Some Utahns are displeased that Rep. Wayne Owens, D-Utah, voted against legislation that would have required members of Congress to say the Pledge of Allegiance at the beginning of each day.

Carrying signs proclaiming, "I love my flag," "Wake up, Wayne" and "Demand Wayne Owens resign," about two dozen protesters chanted and marched Saturday outside the Federal Building on First South and State Street."It's pretty blatantly offensive. He (Owens) must have been asleep," said Frances Merrill of Salt Lake City. "If people knew something about it, they'd do something and hopefully they will in November."

Organizer Don Choquette said he objects to Owens' vote and contends the 2nd District Democrat cast a vote against the proposal because of the congressman's allegiance with presidential candidate Michael Dukakis.
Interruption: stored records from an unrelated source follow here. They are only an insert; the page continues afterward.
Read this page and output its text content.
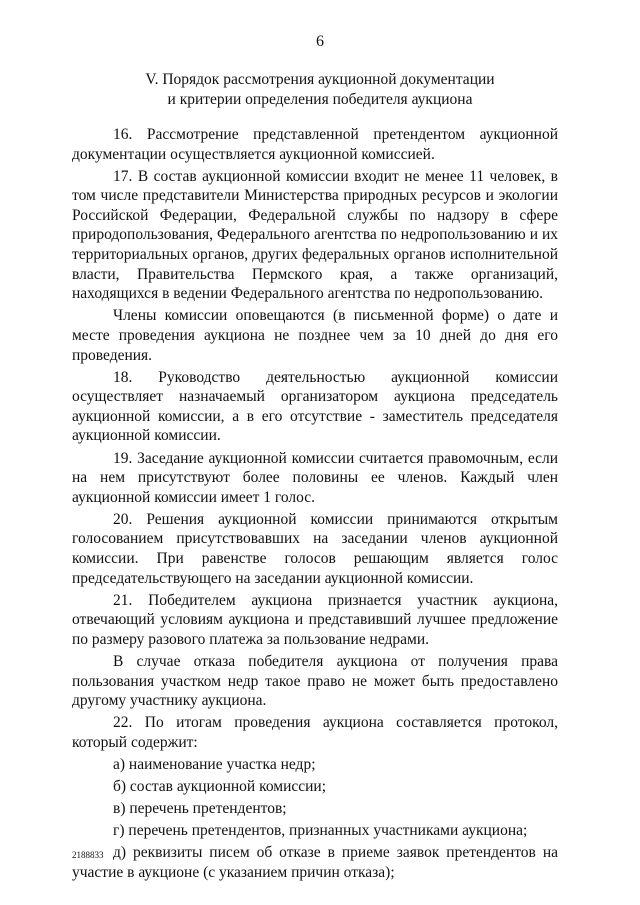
6
V. Порядок рассмотрения аукционной документации
и критерии определения победителя аукциона

16. Рассмотрение представленной претендентом аукционной документации осуществляется аукционной комиссией.

17. В состав аукционной комиссии входит не менее 11 человек, в том числе представители Министерства природных ресурсов и экологии Российской Федерации, Федеральной службы по надзору в сфере природопользования, Федерального агентства по недропользованию и их территориальных органов, других федеральных органов исполнительной власти, Правительства Пермского края, а также организаций, находящихся в ведении Федерального агентства по недропользованию.

Члены комиссии оповещаются (в письменной форме) о дате и месте проведения аукциона не позднее чем за 10 дней до дня его проведения.

18. Руководство деятельностью аукционной комиссии осуществляет назначаемый организатором аукциона председатель аукционной комиссии, а в его отсутствие - заместитель председателя аукционной комиссии.

19. Заседание аукционной комиссии считается правомочным, если на нем присутствуют более половины ее членов. Каждый член аукционной комиссии имеет 1 голос.

20. Решения аукционной комиссии принимаются открытым голосованием присутствовавших на заседании членов аукционной комиссии. При равенстве голосов решающим является голос председательствующего на заседании аукционной комиссии.

21. Победителем аукциона признается участник аукциона, отвечающий условиям аукциона и представивший лучшее предложение по размеру разового платежа за пользование недрами.

В случае отказа победителя аукциона от получения права пользования участком недр такое право не может быть предоставлено другому участнику аукциона.

22. По итогам проведения аукциона составляется протокол, который содержит:

а) наименование участка недр;

б) состав аукционной комиссии;

в) перечень претендентов;

г) перечень претендентов, признанных участниками аукциона;

д) реквизиты писем об отказе в приеме заявок претендентов на участие в аукционе (с указанием причин отказа);

2188833
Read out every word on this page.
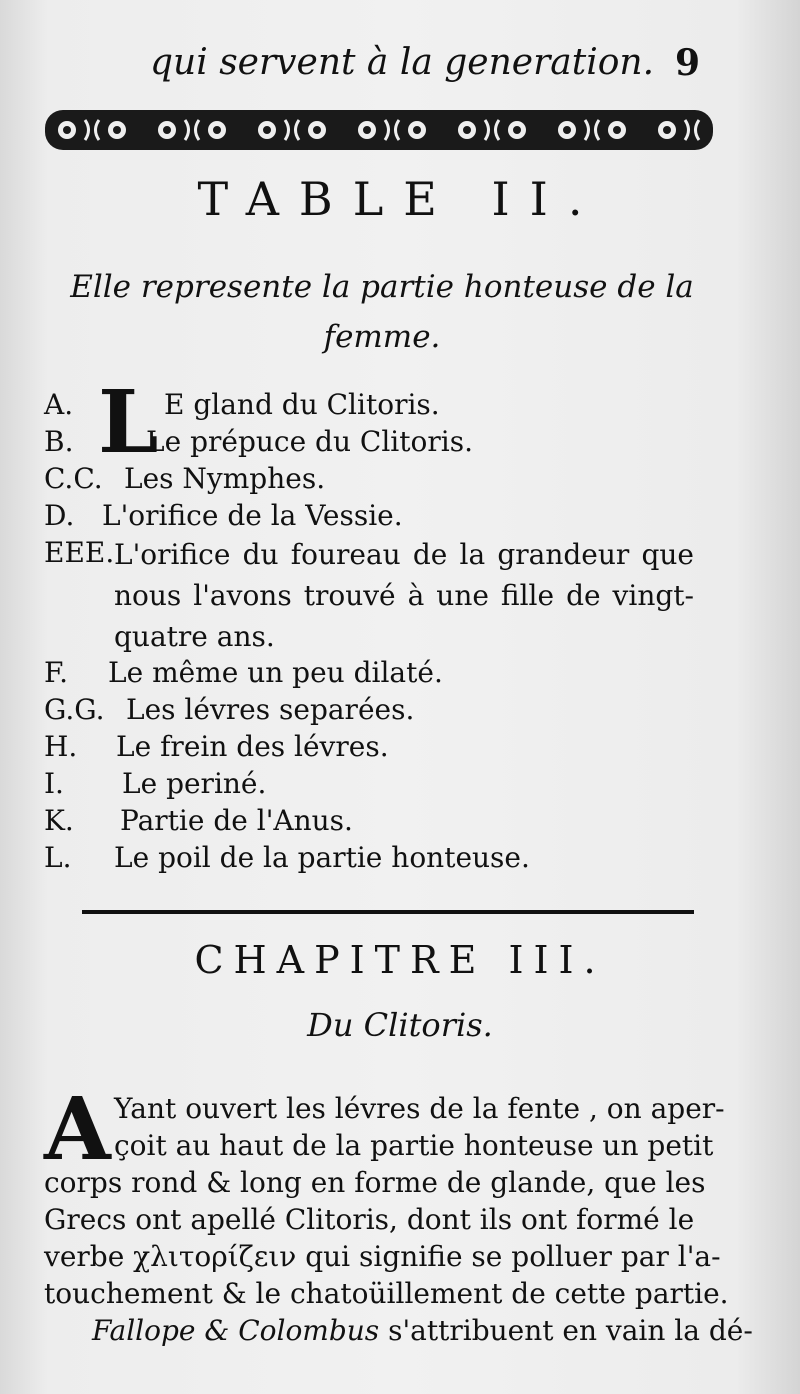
qui servent à la generation. 9
TABLE II.
Elle represente la partie honteuse de la femme.
A. L E gland du Clitoris.
B.	Le prépuce du Clitoris.
C.C. Les Nymphes.
D. L'orifice de la Vessie.
EEE. L'orifice du foureau de la grandeur que nous l'avons trouvé à une fille de vingt-quatre ans.
F. Le même un peu dilaté.
G.G. Les lévres separées.
H. Le frein des lévres.
I. Le periné.
K. Partie de l'Anus.
L. Le poil de la partie honteuse.
CHAPITRE III.
Du Clitoris.
A Yant ouvert les lévres de la fente , on aper-
çoit au haut de la partie honteuse un petit
corps rond & long en forme de glande, que les
Grecs ont apellé Clitoris, dont ils ont formé le
verbe χλιτορίζειν qui signifie se polluer par l'a-
touchement & le chatoüillement de cette partie.
Fallope & Colombus s'attribuent en vain la dé-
The House will recite the Pledge of Allegiance twice next week under a plan pushed by Democrats after killing a Republican proposal to open each day's business with the pledge.

Rep. John Rowland, R-Conn., using one of GOP nominee George Bush's frequent campaign themes, started it all Friday with a resolution calling for a daily recitation of the pledge.

Rowland was eventually ruled out of order and House Speaker Jim Wright, D-Texas, took to the floor to defend the parliamentary ruling and accused the GOP of playing politics with the pledge.

Lest the Democrats be perceived as anti-pledge, however, Wright said he would ask Reps. Sonny Montgomery, D-Miss., chairman of the Veterans Affairs Committee, and Jerry Lewis, R-Calif., to lead the pledge on Tuesday and Wednesday next week.

"Wayne is in favor of the Pledge of Allegiance in the House or anywhere else, but is disappointed that the Pledge of Allegiance and patriotism has become a political issue," said Owens' press secretary Art Kingdom on Saturday.

The House rules already allow the pledge to be recited, Kingdom said, and House Speaker Wright's objections to the motion were based on Rowland's failure to follow parliamentary procedure.

Protest organizers in Salt Lake City handed out press releases that appeared to be designed to be used at similar rallies. The releases had a blank where the name of a congressman could be written in, and the Salt Lakers had written in Owens' name.